His name is on the highway into town, a main boulevard through the city and buildings across the educational spectrum, from a new elementary school in a suburb to the law school of the prestigious Queen’s University.
Macdonald, whose visage adorns the Canadian $10 bill, was Canada’s first prime minister and the chief broker of the political deal that created the country 150 years ago.
He was also a man who, even many of his admirers acknowledge, was crassly racist toward Canada’s indigenous population, and whose policies included a forced schooling program for more than 100,000 children that a national commission recently declared “cultural genocide.”
Now Kingston, the place where he is most honored, has become ground zero in a debate over how — or if — to commemorate his legacy.
Like the current dispute in the United States over Civil War monuments, the subject is an emotionally charged one in Canada, but it has been limited to arguments and acts of vandalism, without any violent clashes.
A union of elementary schoolteachers in Ontario passed a resolution this month calling on school boards to strip Macdonald’s name from the nine schools in the province, Canada’s most populous, that bear it, a move that outraged many Canadians and drew sharp criticism from some politicians.
John Baird, a minister in the previous Conservative government, told the Canadian Broadcasting Corp. that scrubbing Macdonald’s name from schools was “crazy and ridiculous,” an example of “trying to erase Canadian history in the guise of an extreme and radical political correctness.”
But Perry Bellegarde, the national chief of the Assembly of First Nations, Canada’s largest indigenous organization, said that removing Macdonald’s name from schools could be part of the program promised by Prime Minister Justin Trudeau to reconcile with Canada’s indigenous people for wrongs like forced schooling.
“If I am a young person and I know that John A. Macdonald initiated great harm on my people, I would not feel very good attending a school with that name on it,” Bellegarde said. “Why would you subject young children to that?”
The country’s Truth and Reconciliation Commission spent about six years gathering testimony from surviving students of the indigenous boarding schools, and Trudeau has committed to fulfilling most of the 96 recommendations for reconciling with indigenous people proposed by the commission.

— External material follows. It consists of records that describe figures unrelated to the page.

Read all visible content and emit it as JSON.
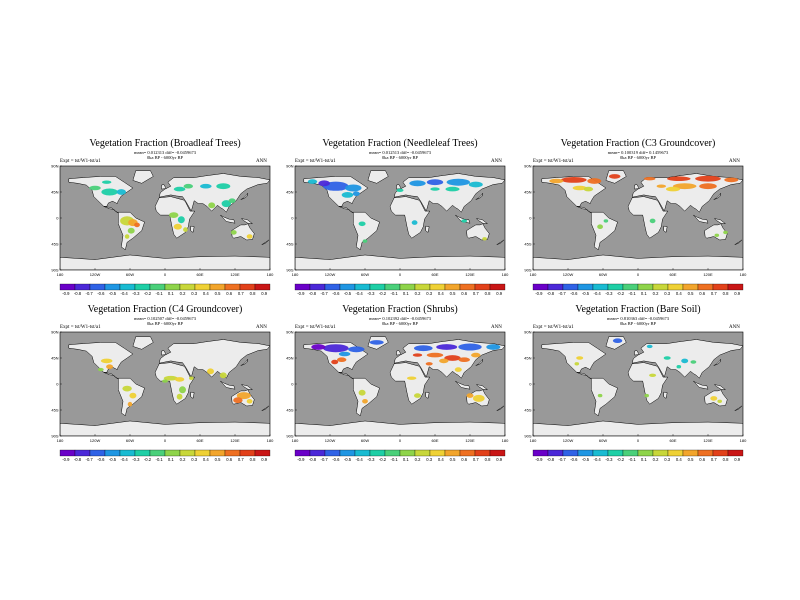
{
  "palette": [
    "#6a00c8",
    "#4b28d8",
    "#2f62e6",
    "#1f96e3",
    "#19bbd2",
    "#1ecfa6",
    "#4ad07a",
    "#8ed44a",
    "#c8d73a",
    "#efd135",
    "#f2a52c",
    "#ee7022",
    "#e2411a",
    "#c91616"
  ],
  "land_color": "#ececec",
  "ocean_color": "#999999",
  "panels": [
    {
      "id": "broadleaf",
      "title": "Vegetation Fraction (Broadleaf Trees)",
      "subtitle1": "mean= 0.012313 diff= -0.0459673",
      "subtitle2": "0ka BP - 6000yr BP",
      "expt_label": "Expt = tst/W1-tst/a1",
      "season": "ANN",
      "lat_ticks": [
        "90N",
        "45N",
        "0",
        "45S",
        "90S"
      ],
      "lon_ticks": [
        "180",
        "120W",
        "60W",
        "0",
        "60E",
        "120E",
        "180"
      ],
      "colorbar_labels": [
        "-0.9",
        "-0.8",
        "-0.7",
        "-0.6",
        "-0.5",
        "-0.4",
        "-0.3",
        "-0.2",
        "-0.1",
        "0.1",
        "0.2",
        "0.3",
        "0.4",
        "0.5",
        "0.6",
        "0.7",
        "0.8",
        "0.9"
      ]
    },
    {
      "id": "needleleaf",
      "title": "Vegetation Fraction (Needleleaf Trees)",
      "subtitle1": "mean= 0.012513 diff= -0.0459673",
      "subtitle2": "0ka BP - 6000yr BP",
      "expt_label": "Expt = tst/W1-tst/a1",
      "season": "ANN",
      "lat_ticks": [
        "90N",
        "45N",
        "0",
        "45S",
        "90S"
      ],
      "lon_ticks": [
        "180",
        "120W",
        "60W",
        "0",
        "60E",
        "120E",
        "180"
      ],
      "colorbar_labels": [
        "-0.9",
        "-0.8",
        "-0.7",
        "-0.6",
        "-0.5",
        "-0.4",
        "-0.3",
        "-0.2",
        "-0.1",
        "0.1",
        "0.2",
        "0.3",
        "0.4",
        "0.5",
        "0.6",
        "0.7",
        "0.8",
        "0.9"
      ]
    },
    {
      "id": "c3",
      "title": "Vegetation Fraction (C3 Groundcover)",
      "subtitle1": "mean= 0.100319 diff= 0.1459673",
      "subtitle2": "0ka BP - 6000yr BP",
      "expt_label": "Expt = tst/W1-tst/a1",
      "season": "ANN",
      "lat_ticks": [
        "90N",
        "45N",
        "0",
        "45S",
        "90S"
      ],
      "lon_ticks": [
        "180",
        "120W",
        "60W",
        "0",
        "60E",
        "120E",
        "180"
      ],
      "colorbar_labels": [
        "-0.9",
        "-0.8",
        "-0.7",
        "-0.6",
        "-0.5",
        "-0.4",
        "-0.3",
        "-0.2",
        "-0.1",
        "0.1",
        "0.2",
        "0.3",
        "0.4",
        "0.5",
        "0.6",
        "0.7",
        "0.8",
        "0.9"
      ]
    },
    {
      "id": "c4",
      "title": "Vegetation Fraction (C4 Groundcover)",
      "subtitle1": "mean= 0.102507 diff= -0.0459673",
      "subtitle2": "0ka BP - 6000yr BP",
      "expt_label": "Expt = tst/W1-tst/a1",
      "season": "ANN",
      "lat_ticks": [
        "90N",
        "45N",
        "0",
        "45S",
        "90S"
      ],
      "lon_ticks": [
        "180",
        "120W",
        "60W",
        "0",
        "60E",
        "120E",
        "180"
      ],
      "colorbar_labels": [
        "-0.9",
        "-0.8",
        "-0.7",
        "-0.6",
        "-0.5",
        "-0.4",
        "-0.3",
        "-0.2",
        "-0.1",
        "0.1",
        "0.2",
        "0.3",
        "0.4",
        "0.5",
        "0.6",
        "0.7",
        "0.8",
        "0.9"
      ]
    },
    {
      "id": "shrubs",
      "title": "Vegetation Fraction (Shrubs)",
      "subtitle1": "mean= 0.102392 diff= -0.0459673",
      "subtitle2": "0ka BP - 6000yr BP",
      "expt_label": "Expt = tst/W1-tst/a1",
      "season": "ANN",
      "lat_ticks": [
        "90N",
        "45N",
        "0",
        "45S",
        "90S"
      ],
      "lon_ticks": [
        "180",
        "120W",
        "60W",
        "0",
        "60E",
        "120E",
        "180"
      ],
      "colorbar_labels": [
        "-0.9",
        "-0.8",
        "-0.7",
        "-0.6",
        "-0.5",
        "-0.4",
        "-0.3",
        "-0.2",
        "-0.1",
        "0.1",
        "0.2",
        "0.3",
        "0.4",
        "0.5",
        "0.6",
        "0.7",
        "0.8",
        "0.9"
      ]
    },
    {
      "id": "baresoil",
      "title": "Vegetation Fraction (Bare Soil)",
      "subtitle1": "mean= 0.810363 diff= -0.0459673",
      "subtitle2": "0ka BP - 6000yr BP",
      "expt_label": "Expt = tst/W1-tst/a1",
      "season": "ANN",
      "lat_ticks": [
        "90N",
        "45N",
        "0",
        "45S",
        "90S"
      ],
      "lon_ticks": [
        "180",
        "120W",
        "60W",
        "0",
        "60E",
        "120E",
        "180"
      ],
      "colorbar_labels": [
        "-0.9",
        "-0.8",
        "-0.7",
        "-0.6",
        "-0.5",
        "-0.4",
        "-0.3",
        "-0.2",
        "-0.1",
        "0.1",
        "0.2",
        "0.3",
        "0.4",
        "0.5",
        "0.6",
        "0.7",
        "0.8",
        "0.9"
      ]
    }
  ]
}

Over a period of roughly 100 years, about 150,000 indigenous children were taken from their families, sometimes by the police, and sent to the residential schools that were administered by churches.
The commission found that many of those children were sexually and physically abused at the schools and some died. The teachers and staff at many schools were incompetent or worse, the commission found, adding that “child neglect was institutionalized.”
Macdonald said that an indigenous child educated where he or she lives “is simply a savage who can read and write,” whereas children sent to boarding schools “will acquire the habits and modes of thought of white men.” To assimilate students, the schools banned indigenous languages and prohibited, sometimes forcefully, indigenous cultural practices.
Macdonald also cleared the path for a transcontinental railway in the 1880s in some areas by withholding food relief for indigenous people during a famine until they moved to governmentestablished reserves. The residents of several reserves were confined to them unless they could obtain a pass from a government agent to travel.
In Kingston’s leafy City Park, which includes a cricket ground, a statue of Macdonald, who led Canada from 1867 to 1873 and then again from 1878 until his death in 1891, has become a center of celebrations and protests.
Fourteen years ago, Arthur Milnes, a local author and self-described “public historian,” gathered eight people at the statue on Jan. 11, Macdonald’s generally accepted birthday. They sang “O Canada” and “God Save the Queen” and offered a toast to the former prime minister, whose love of drinking is part of his lore.
In subsequent years, the crowd grew into the hundreds, choirs performed, and Milnes received money from the previous Conservative government for a variety of Macdonald-related commemorations.
“I felt and still feel that whether Macdonald was or wasn’t a racist, what he did, joined by a lot of other fathers of confederation, was an incredible thing,” Milnes said. “For all our faults, and we have them, by world standards if you’re born a Canadian, you’re a lucky person.”